As outlined above, possible uses range from agricultural irrigation to urban uses, watering green spaces and supplying industrial processes. Reusing treated wastewater in drinking water is therefore off the table. Nonetheless, an indirect purification system is being tested in Sables-d’Olonne in western France as part of the Jourdain program led by Vendée Eau(3). Part of the treated water is recovered at the treatment plant’s outlet (150 m3/h from a total 600 m3 /h). This water is then treated again in a refining plant (ultrafiltration and low pressure reverse osmosis with membranes, UV disinfection and chlorination). It is then transported over 25 km to a dam, where it’s discharged into a green area and mixed with water from the river. A slow transit through the reservoir follows, finishing in the drinking water production plant where it is rendered suitable for drinking.

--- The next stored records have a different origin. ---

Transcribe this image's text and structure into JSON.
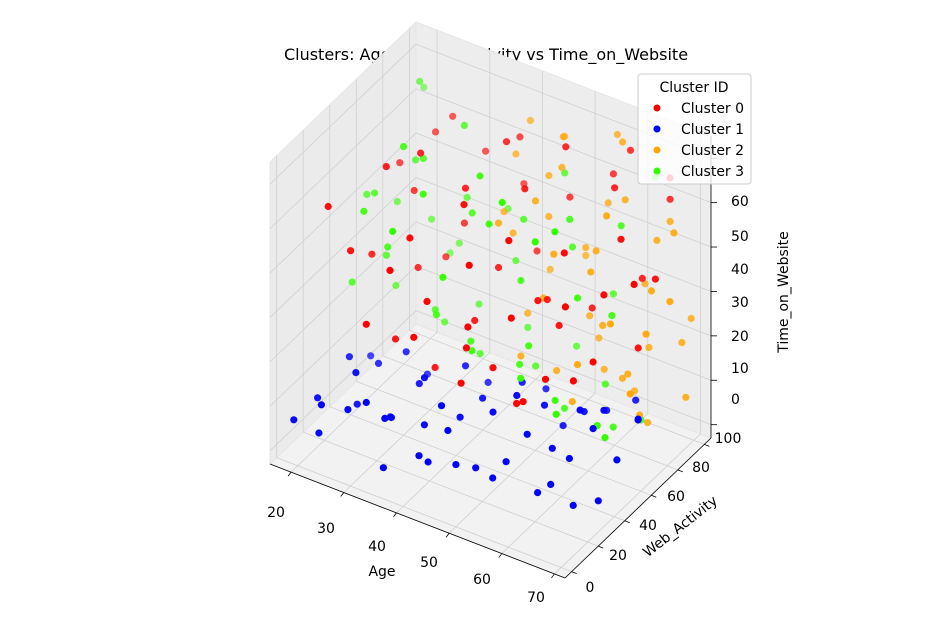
{
  "chart_data": {
    "type": "scatter3d",
    "title": "Clusters: Age vs Web_Activity vs Time_on_Website",
    "xlabel": "Age",
    "ylabel": "Web_Activity",
    "zlabel": "Time_on_Website",
    "xlim": [
      16,
      72
    ],
    "ylim": [
      -5,
      105
    ],
    "zlim": [
      -3,
      65
    ],
    "xticks": [
      "20",
      "30",
      "40",
      "50",
      "60",
      "70"
    ],
    "yticks": [
      "0",
      "20",
      "40",
      "60",
      "80",
      "100"
    ],
    "zticks": [
      "0",
      "10",
      "20",
      "30",
      "40",
      "50",
      "60"
    ],
    "grid": true,
    "legend": {
      "title": "Cluster ID",
      "position": "top-right"
    },
    "colors": [
      "#ff0000",
      "#0000ff",
      "#ffa500",
      "#33ff00"
    ],
    "series": [
      {
        "name": "Cluster 0",
        "color": "#ff0000",
        "points": [
          [
            22,
            15,
            52
          ],
          [
            25,
            20,
            42
          ],
          [
            28,
            35,
            58
          ],
          [
            30,
            12,
            30
          ],
          [
            32,
            45,
            60
          ],
          [
            35,
            25,
            48
          ],
          [
            38,
            55,
            52
          ],
          [
            40,
            18,
            38
          ],
          [
            42,
            70,
            60
          ],
          [
            45,
            30,
            45
          ],
          [
            48,
            60,
            55
          ],
          [
            50,
            40,
            50
          ],
          [
            52,
            75,
            62
          ],
          [
            55,
            22,
            40
          ],
          [
            58,
            50,
            48
          ],
          [
            60,
            80,
            55
          ],
          [
            62,
            35,
            42
          ],
          [
            65,
            65,
            50
          ],
          [
            68,
            90,
            58
          ],
          [
            70,
            55,
            45
          ],
          [
            24,
            40,
            35
          ],
          [
            27,
            60,
            45
          ],
          [
            31,
            30,
            22
          ],
          [
            34,
            70,
            38
          ],
          [
            37,
            20,
            28
          ],
          [
            41,
            50,
            25
          ],
          [
            44,
            85,
            32
          ],
          [
            47,
            40,
            20
          ],
          [
            51,
            65,
            30
          ],
          [
            54,
            30,
            18
          ],
          [
            57,
            75,
            28
          ],
          [
            61,
            45,
            22
          ],
          [
            64,
            85,
            35
          ],
          [
            67,
            70,
            25
          ],
          [
            26,
            80,
            52
          ],
          [
            29,
            55,
            30
          ],
          [
            33,
            90,
            48
          ],
          [
            36,
            40,
            15
          ],
          [
            39,
            95,
            42
          ],
          [
            43,
            60,
            35
          ],
          [
            46,
            25,
            33
          ],
          [
            49,
            90,
            45
          ],
          [
            53,
            50,
            35
          ],
          [
            56,
            95,
            52
          ],
          [
            59,
            15,
            25
          ],
          [
            63,
            60,
            38
          ],
          [
            66,
            40,
            30
          ],
          [
            69,
            75,
            40
          ],
          [
            23,
            65,
            48
          ],
          [
            28,
            85,
            55
          ],
          [
            35,
            10,
            45
          ],
          [
            42,
            38,
            55
          ],
          [
            48,
            12,
            25
          ],
          [
            55,
            58,
            28
          ],
          [
            62,
            20,
            30
          ],
          [
            66,
            98,
            50
          ],
          [
            30,
            72,
            28
          ],
          [
            40,
            88,
            55
          ],
          [
            50,
            8,
            35
          ],
          [
            60,
            92,
            60
          ]
        ]
      },
      {
        "name": "Cluster 1",
        "color": "#0000ff",
        "points": [
          [
            18,
            5,
            5
          ],
          [
            20,
            15,
            8
          ],
          [
            22,
            8,
            3
          ],
          [
            25,
            25,
            6
          ],
          [
            27,
            10,
            10
          ],
          [
            30,
            30,
            4
          ],
          [
            32,
            18,
            8
          ],
          [
            35,
            5,
            2
          ],
          [
            37,
            28,
            6
          ],
          [
            40,
            12,
            5
          ],
          [
            42,
            35,
            8
          ],
          [
            45,
            20,
            3
          ],
          [
            47,
            40,
            10
          ],
          [
            50,
            15,
            6
          ],
          [
            52,
            30,
            4
          ],
          [
            55,
            8,
            8
          ],
          [
            57,
            45,
            5
          ],
          [
            60,
            22,
            3
          ],
          [
            62,
            38,
            7
          ],
          [
            65,
            12,
            10
          ],
          [
            68,
            50,
            6
          ],
          [
            70,
            28,
            4
          ],
          [
            21,
            35,
            12
          ],
          [
            24,
            45,
            9
          ],
          [
            28,
            50,
            12
          ],
          [
            33,
            40,
            10
          ],
          [
            38,
            55,
            12
          ],
          [
            43,
            48,
            9
          ],
          [
            48,
            58,
            12
          ],
          [
            53,
            55,
            10
          ],
          [
            58,
            65,
            8
          ],
          [
            63,
            60,
            12
          ],
          [
            67,
            70,
            9
          ],
          [
            26,
            20,
            15
          ],
          [
            31,
            8,
            14
          ],
          [
            36,
            32,
            15
          ],
          [
            41,
            25,
            13
          ],
          [
            46,
            10,
            14
          ],
          [
            51,
            42,
            15
          ],
          [
            56,
            30,
            12
          ],
          [
            61,
            50,
            14
          ],
          [
            66,
            40,
            15
          ],
          [
            69,
            62,
            12
          ],
          [
            20,
            55,
            6
          ],
          [
            29,
            62,
            4
          ],
          [
            39,
            68,
            5
          ],
          [
            49,
            72,
            7
          ],
          [
            59,
            78,
            5
          ],
          [
            64,
            80,
            9
          ],
          [
            34,
            15,
            10
          ],
          [
            44,
            3,
            8
          ],
          [
            54,
            65,
            3
          ],
          [
            24,
            2,
            12
          ],
          [
            66,
            25,
            2
          ]
        ]
      },
      {
        "name": "Cluster 2",
        "color": "#ffa500",
        "points": [
          [
            40,
            85,
            52
          ],
          [
            45,
            90,
            48
          ],
          [
            50,
            80,
            55
          ],
          [
            55,
            95,
            45
          ],
          [
            60,
            88,
            50
          ],
          [
            65,
            92,
            42
          ],
          [
            70,
            85,
            48
          ],
          [
            42,
            75,
            38
          ],
          [
            47,
            82,
            42
          ],
          [
            52,
            90,
            35
          ],
          [
            57,
            78,
            40
          ],
          [
            62,
            95,
            30
          ],
          [
            67,
            80,
            35
          ],
          [
            44,
            95,
            25
          ],
          [
            49,
            70,
            28
          ],
          [
            54,
            85,
            22
          ],
          [
            59,
            75,
            25
          ],
          [
            64,
            90,
            18
          ],
          [
            69,
            95,
            20
          ],
          [
            46,
            65,
            15
          ],
          [
            51,
            72,
            12
          ],
          [
            56,
            88,
            10
          ],
          [
            61,
            82,
            12
          ],
          [
            66,
            75,
            8
          ],
          [
            71,
            90,
            10
          ],
          [
            43,
            60,
            45
          ],
          [
            48,
            68,
            50
          ],
          [
            53,
            62,
            42
          ],
          [
            58,
            70,
            38
          ],
          [
            63,
            65,
            30
          ],
          [
            68,
            72,
            28
          ],
          [
            41,
            92,
            58
          ],
          [
            46,
            98,
            55
          ],
          [
            56,
            98,
            60
          ],
          [
            61,
            70,
            52
          ],
          [
            66,
            98,
            45
          ],
          [
            71,
            78,
            35
          ],
          [
            58,
            60,
            20
          ],
          [
            63,
            78,
            15
          ],
          [
            68,
            60,
            18
          ],
          [
            70,
            98,
            25
          ],
          [
            50,
            98,
            30
          ],
          [
            55,
            68,
            8
          ],
          [
            60,
            95,
            5
          ],
          [
            65,
            85,
            3
          ],
          [
            44,
            78,
            20
          ],
          [
            39,
            80,
            40
          ],
          [
            54,
            92,
            15
          ],
          [
            49,
            85,
            60
          ],
          [
            59,
            90,
            62
          ]
        ]
      },
      {
        "name": "Cluster 3",
        "color": "#33ff00",
        "points": [
          [
            18,
            60,
            40
          ],
          [
            20,
            75,
            35
          ],
          [
            22,
            50,
            45
          ],
          [
            24,
            85,
            30
          ],
          [
            26,
            65,
            50
          ],
          [
            28,
            90,
            25
          ],
          [
            30,
            55,
            55
          ],
          [
            32,
            80,
            40
          ],
          [
            34,
            70,
            60
          ],
          [
            36,
            95,
            35
          ],
          [
            38,
            60,
            45
          ],
          [
            40,
            85,
            28
          ],
          [
            42,
            50,
            58
          ],
          [
            44,
            75,
            42
          ],
          [
            46,
            65,
            32
          ],
          [
            48,
            90,
            50
          ],
          [
            50,
            55,
            22
          ],
          [
            52,
            80,
            38
          ],
          [
            54,
            70,
            48
          ],
          [
            56,
            95,
            25
          ],
          [
            58,
            60,
            35
          ],
          [
            60,
            85,
            45
          ],
          [
            62,
            70,
            30
          ],
          [
            64,
            95,
            55
          ],
          [
            19,
            45,
            25
          ],
          [
            21,
            70,
            18
          ],
          [
            23,
            55,
            30
          ],
          [
            25,
            95,
            20
          ],
          [
            27,
            40,
            38
          ],
          [
            29,
            75,
            12
          ],
          [
            31,
            60,
            20
          ],
          [
            33,
            85,
            15
          ],
          [
            35,
            45,
            25
          ],
          [
            37,
            70,
            10
          ],
          [
            39,
            55,
            18
          ],
          [
            41,
            90,
            12
          ],
          [
            43,
            40,
            22
          ],
          [
            45,
            80,
            8
          ],
          [
            47,
            60,
            15
          ],
          [
            49,
            95,
            10
          ],
          [
            51,
            45,
            18
          ],
          [
            53,
            70,
            5
          ],
          [
            55,
            55,
            12
          ],
          [
            57,
            85,
            8
          ],
          [
            59,
            40,
            15
          ],
          [
            61,
            75,
            3
          ],
          [
            63,
            55,
            10
          ],
          [
            65,
            80,
            5
          ],
          [
            67,
            45,
            12
          ],
          [
            20,
            95,
            55
          ],
          [
            25,
            30,
            48
          ],
          [
            30,
            40,
            62
          ],
          [
            35,
            35,
            55
          ],
          [
            40,
            30,
            40
          ],
          [
            45,
            45,
            50
          ],
          [
            50,
            35,
            60
          ],
          [
            55,
            40,
            52
          ],
          [
            60,
            35,
            58
          ],
          [
            23,
            80,
            62
          ],
          [
            33,
            20,
            50
          ]
        ]
      }
    ]
  }
}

This experiment, performed over a ten-year period, could be replicated in the future.
1) cf. tourist accommodation, sports sector and tourism sites, the idea being to “mobilise tourism professionals around more sustainable and resilient practices.” When these are signed on 26 April, the 25 winners of the call for expression of interest for Management of water resources in tourism will also be unveiled.
2) “Overview of the reuse of treated wastewater in France – State of play in 2022 and evolution since 2017 “, Epnac survey conducted by Inrae, July 2023.
3) It should be remembered that this part of western France (the Vendée) has surface sources (watercourses) that are subject to significant water stress in summer, an issue further accentuated by tourism demand.
Coming soon – a methodological guide to the Reuse of treated wastewater
A methodological guide on the reuse of treated wastewater is being produced by Ecofilae, commissioned by the collaborative association, Record. This should be published in the course of 2025. The development of this guide, which associates techno-economic criteria with environmental and health impact criteria, should allow industry and communities to promote these approaches, prioritise their actions and base their technological choices around the most suitable solutions.